"gw" attribute assignment in filter invalidates routes learned via BGP, static, and possibly others?

Ondrej Zajicek santiago at crfreenet.org
Tue Aug 13 16:25:14 CEST 2013


On Tue, Aug 13, 2013 at 01:57:48PM +0300, Sergey Popovich wrote:
> Hello!
> 
> Another issue I spot last time:
>   assigning value in protocol export filter
>   invalidates route and prevents its from being
>   installed in KRT.

Yes, this is a known issue. Works just for setting gw on the same iface.

> ---------------------------------------------------------------------------------------
> This is probably due to not updating iface, nexthops (multihop config) and
> other fields of "rta" struct.
> 
> Provided patch in attachment tries to address this issue by calling 
> rta_set_recursive_next_hop() in filter/filter.c to properly assign to "gw"
> attribute. Special cases for bgp and static protocols was taken to use
> "igp table" configuration parameter if present (tested, and found working
> with static protocol, probably some with bgp).

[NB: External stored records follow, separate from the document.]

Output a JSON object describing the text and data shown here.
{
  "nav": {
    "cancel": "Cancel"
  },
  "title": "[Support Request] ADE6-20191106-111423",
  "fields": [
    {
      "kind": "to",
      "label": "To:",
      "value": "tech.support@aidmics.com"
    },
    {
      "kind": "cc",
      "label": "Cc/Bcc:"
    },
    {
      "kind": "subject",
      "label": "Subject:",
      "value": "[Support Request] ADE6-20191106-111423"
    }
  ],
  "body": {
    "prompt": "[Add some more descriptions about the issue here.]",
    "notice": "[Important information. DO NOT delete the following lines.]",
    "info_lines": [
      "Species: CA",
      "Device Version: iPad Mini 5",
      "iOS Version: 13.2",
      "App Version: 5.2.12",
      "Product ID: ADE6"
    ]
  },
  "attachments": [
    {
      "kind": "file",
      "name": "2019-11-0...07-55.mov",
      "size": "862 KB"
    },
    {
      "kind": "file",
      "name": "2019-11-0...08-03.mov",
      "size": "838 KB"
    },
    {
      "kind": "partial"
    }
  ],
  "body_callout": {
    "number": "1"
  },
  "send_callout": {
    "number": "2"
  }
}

The patch does not make sense to me - if user sets 'gw' attribute, BIRD
should set immediate nexthop of the route, not setup a route with a
recursive nexthop - that would be inconsistent, because reading of 'gw'
attribute returns the immediate nexhop and not the recursive nexthop of
a route.

The attached patch should do that (essentially just lookup iface,
fix it and force the route to RTD_ROUTER in case of setting 'gw').
Is this OK for you?

> ---------------------------------------------------------------------------------------
> Brief explanation why "gw" attribute might be wery important (at least
> in my case).
> 
> There is common technique to stop DDoS in large ISP network:
>   blackholing.
> 
> However implementations of this might wary from vendor to vendor.
> In BIRD simplest way to implement this is to set "dest" attribute to something
> like RTD_BLACKHOLE, and all other route attributes gets deleted (gw, iface, 
> ...). Route installed in KRT as blackhole.

...

> 
> In this case we setup some system looped back interface (in Linux this is
> dummy interface type), configure some network on it (say something 
> 192.0.2.0/24), And instead of setting blackholed route type to RTD_BLACKHOLE
> we change its "gw" to any address within subnet assigned on looped back
> interface.
> 
> Thats servers same as route with blackhole type, but behaves differently on 
> trace paths: router sends ICMP Time To Live Exceeded messages from its
> incoming interface address indicating last hop before dropping blackholed 
> traffic. This has no impact on DDoS traffic, except it transmitted to
> looped back interface instead of being dropped immediately after matching 
> route and wasting few CPU cycles.

Thanks for the thorough explanation. I am surprised that route to a Linux
dummy interface works like that, i always thought that dummy interface
would behave more like an ethernet with nothing connected on it than
like a loopback (therefore you would get ICMP Destination unreachable
instead of TTL exceeded), but i didn't tested that.

And why not just use RTD_UNREACHABLE or RTD_PROHIBIT? Both would return
some ICMP message.


-- 
Elen sila lumenn' omentielvo

Ondrej 'SanTiago' Zajicek (email: santiago at crfreenet.org)
OpenPGP encrypted e-mails preferred (KeyID 0x11DEADC3, wwwkeys.pgp.net)
"To err is human -- to blame it on a computer is even more so."